A CBI official said they had received a notification from the Assam government to take over the inquiry and would shortly register cases in this connection.
CBI sources said the bureau would initially investigate seven cases, adding that the two sides had registered 309 cases, including 225 in Kokrajhar district alone, with the police.
The team had yesterday collected details about the riots from the police top brass in Guwahati.
In Dhubri district, political leaders have reacted strongly to the attacks on Muslims during the riots.
AGP leader Tazmul Haque said there was no reason to continue curfew in Dhubri district as the situation had improved in lower Assam. “The holy month of Ramazan started last month, with 20 days passing amid tension. Curfew should be lifted immediately and the people allowed to mingle and defuse tension.”
Leaders from other parties echoed Haque and demanded lifting of curfew.
Dhubri Bar Association president Fazlul Haque Sarkar, while terming the recent violence as ethnic cleansing of Muslims, said it had its roots to a similar drive in 1993 by the Bodos that displaced lakhs of Muslims from various districts of lower Assam followed by the attacks on Adivasis and non-Bodos.
“This is an agenda of the Bodos to drive Muslims out of BTAD and this was the ugliest-ever riots. The Centre and the state government failed miserably to control the situation for days,” he said.

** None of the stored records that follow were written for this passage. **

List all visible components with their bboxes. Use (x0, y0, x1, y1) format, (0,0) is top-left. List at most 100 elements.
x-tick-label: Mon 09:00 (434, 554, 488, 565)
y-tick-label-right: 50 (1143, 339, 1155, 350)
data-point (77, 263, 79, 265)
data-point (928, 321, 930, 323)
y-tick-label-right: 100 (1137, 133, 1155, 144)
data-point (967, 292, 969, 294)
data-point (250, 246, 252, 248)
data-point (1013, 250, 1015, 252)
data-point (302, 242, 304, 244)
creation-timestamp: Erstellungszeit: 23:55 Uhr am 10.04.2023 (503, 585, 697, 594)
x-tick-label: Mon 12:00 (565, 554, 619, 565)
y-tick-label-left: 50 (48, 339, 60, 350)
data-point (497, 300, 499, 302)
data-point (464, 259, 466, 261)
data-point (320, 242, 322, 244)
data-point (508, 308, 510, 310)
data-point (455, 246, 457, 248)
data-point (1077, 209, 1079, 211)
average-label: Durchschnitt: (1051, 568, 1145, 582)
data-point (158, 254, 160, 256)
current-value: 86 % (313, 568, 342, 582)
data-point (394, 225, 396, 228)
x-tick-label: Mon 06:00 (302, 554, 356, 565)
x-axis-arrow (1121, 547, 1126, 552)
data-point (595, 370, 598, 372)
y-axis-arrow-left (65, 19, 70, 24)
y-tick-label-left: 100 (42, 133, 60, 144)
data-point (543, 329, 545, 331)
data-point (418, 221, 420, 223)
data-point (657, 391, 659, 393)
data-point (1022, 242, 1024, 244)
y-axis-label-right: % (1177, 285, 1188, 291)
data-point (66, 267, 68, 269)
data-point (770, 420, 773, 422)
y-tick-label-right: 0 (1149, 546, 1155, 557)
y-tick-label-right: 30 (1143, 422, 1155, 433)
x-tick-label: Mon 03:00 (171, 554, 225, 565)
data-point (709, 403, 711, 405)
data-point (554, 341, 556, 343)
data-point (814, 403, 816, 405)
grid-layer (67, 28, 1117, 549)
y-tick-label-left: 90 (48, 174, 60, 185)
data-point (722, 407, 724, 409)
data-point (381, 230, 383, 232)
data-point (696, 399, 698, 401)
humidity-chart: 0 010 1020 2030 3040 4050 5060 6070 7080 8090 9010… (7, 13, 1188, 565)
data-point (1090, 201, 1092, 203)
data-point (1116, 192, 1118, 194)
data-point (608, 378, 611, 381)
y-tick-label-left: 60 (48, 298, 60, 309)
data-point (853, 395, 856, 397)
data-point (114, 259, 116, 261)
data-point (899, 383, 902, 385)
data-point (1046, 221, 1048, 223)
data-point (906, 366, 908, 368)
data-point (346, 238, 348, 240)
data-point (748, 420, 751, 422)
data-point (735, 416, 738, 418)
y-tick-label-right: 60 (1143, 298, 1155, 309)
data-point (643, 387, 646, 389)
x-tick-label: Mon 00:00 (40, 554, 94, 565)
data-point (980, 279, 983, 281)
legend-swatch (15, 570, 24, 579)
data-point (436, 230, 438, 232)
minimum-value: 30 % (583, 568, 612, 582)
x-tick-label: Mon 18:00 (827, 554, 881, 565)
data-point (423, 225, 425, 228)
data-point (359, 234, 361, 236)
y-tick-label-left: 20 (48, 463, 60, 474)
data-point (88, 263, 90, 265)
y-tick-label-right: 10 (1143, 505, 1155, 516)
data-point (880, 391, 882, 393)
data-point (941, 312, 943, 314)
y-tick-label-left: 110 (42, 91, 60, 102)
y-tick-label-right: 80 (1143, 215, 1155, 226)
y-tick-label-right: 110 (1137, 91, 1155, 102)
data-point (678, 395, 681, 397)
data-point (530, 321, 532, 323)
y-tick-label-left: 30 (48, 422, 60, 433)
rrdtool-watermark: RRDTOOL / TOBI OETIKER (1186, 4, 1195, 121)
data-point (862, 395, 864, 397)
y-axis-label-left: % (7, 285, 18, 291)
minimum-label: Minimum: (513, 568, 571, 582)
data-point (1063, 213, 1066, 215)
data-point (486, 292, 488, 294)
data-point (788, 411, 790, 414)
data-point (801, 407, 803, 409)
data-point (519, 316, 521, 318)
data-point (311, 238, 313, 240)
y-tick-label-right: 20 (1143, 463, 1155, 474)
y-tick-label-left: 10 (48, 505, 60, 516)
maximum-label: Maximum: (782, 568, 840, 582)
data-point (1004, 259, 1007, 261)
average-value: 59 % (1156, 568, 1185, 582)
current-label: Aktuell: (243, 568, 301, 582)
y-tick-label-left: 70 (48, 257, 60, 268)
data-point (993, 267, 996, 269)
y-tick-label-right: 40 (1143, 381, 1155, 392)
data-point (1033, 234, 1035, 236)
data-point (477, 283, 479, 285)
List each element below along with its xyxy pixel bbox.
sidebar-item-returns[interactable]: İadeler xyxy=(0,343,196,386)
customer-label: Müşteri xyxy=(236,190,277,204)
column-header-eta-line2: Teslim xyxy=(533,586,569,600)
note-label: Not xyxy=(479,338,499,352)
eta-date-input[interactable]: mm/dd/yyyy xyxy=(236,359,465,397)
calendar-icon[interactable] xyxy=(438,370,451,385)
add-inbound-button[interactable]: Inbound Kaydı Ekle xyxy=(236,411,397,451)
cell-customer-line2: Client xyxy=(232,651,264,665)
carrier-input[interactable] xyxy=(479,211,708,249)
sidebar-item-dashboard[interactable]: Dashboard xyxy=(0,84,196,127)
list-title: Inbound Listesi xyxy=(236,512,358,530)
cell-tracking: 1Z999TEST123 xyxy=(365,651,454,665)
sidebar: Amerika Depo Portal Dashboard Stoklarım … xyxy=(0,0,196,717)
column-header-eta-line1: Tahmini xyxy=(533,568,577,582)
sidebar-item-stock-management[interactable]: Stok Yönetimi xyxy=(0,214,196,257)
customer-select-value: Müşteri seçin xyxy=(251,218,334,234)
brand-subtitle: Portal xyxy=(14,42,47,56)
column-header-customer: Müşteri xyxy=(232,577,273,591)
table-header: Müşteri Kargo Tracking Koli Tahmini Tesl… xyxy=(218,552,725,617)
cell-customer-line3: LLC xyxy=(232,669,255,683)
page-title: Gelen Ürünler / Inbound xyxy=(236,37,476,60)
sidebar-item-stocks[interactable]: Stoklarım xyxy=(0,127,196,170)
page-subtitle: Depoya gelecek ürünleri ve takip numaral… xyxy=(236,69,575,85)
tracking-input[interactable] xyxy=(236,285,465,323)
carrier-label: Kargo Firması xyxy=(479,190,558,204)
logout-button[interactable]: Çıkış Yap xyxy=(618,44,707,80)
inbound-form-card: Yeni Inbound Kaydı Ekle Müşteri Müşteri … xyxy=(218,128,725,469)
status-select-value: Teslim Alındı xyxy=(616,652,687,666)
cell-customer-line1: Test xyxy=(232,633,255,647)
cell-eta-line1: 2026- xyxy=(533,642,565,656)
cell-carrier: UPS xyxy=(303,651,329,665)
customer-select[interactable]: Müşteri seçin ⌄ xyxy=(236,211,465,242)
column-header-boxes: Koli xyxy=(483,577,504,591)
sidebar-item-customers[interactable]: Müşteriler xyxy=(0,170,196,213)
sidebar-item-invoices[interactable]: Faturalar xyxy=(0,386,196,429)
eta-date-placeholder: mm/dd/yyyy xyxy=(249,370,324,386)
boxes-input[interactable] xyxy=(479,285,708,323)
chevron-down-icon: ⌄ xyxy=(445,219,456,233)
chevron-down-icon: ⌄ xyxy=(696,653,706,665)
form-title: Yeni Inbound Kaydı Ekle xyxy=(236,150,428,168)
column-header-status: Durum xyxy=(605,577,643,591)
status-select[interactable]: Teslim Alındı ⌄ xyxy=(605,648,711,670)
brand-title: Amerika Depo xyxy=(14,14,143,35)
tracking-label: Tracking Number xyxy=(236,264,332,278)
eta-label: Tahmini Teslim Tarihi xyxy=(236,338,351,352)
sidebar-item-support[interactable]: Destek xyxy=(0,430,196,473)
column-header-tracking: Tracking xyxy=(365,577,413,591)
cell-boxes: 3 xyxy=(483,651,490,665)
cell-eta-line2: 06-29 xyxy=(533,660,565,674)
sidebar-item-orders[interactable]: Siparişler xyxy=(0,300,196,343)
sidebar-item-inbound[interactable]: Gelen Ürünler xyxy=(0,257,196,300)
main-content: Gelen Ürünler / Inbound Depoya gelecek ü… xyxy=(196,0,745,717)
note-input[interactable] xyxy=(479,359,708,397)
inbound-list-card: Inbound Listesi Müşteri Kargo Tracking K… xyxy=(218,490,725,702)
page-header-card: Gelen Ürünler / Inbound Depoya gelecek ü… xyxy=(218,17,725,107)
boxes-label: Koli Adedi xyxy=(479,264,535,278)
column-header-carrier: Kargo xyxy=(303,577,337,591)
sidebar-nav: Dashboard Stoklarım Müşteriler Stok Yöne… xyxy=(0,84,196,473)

He said the Congress should review its alliance with the BPF, seize all illegal arms from Bodo rebels and amend the Bodo treaties to incorporate clauses about protection of lives and property and all-round development of non-Bodos, including Muslims. Dhubri district AIUDF president Aminur Rahman Ahmed said imposition of curfew could not help prevent Bangladeshi infiltration into the district.
Resenting the branding of displaced Muslims as Bangladeshis and blaming them for the violence, Ahmed said if that was true, how could so many Bangladeshis cross the fenced border manned by BSF.
Ahmed and many other political and apolitical leaders and citizens also voiced similar resentment in the all-party and citizens’ meet addressed by AICC general secretary and in-charge of Assam Digvijaya Singh yesterday.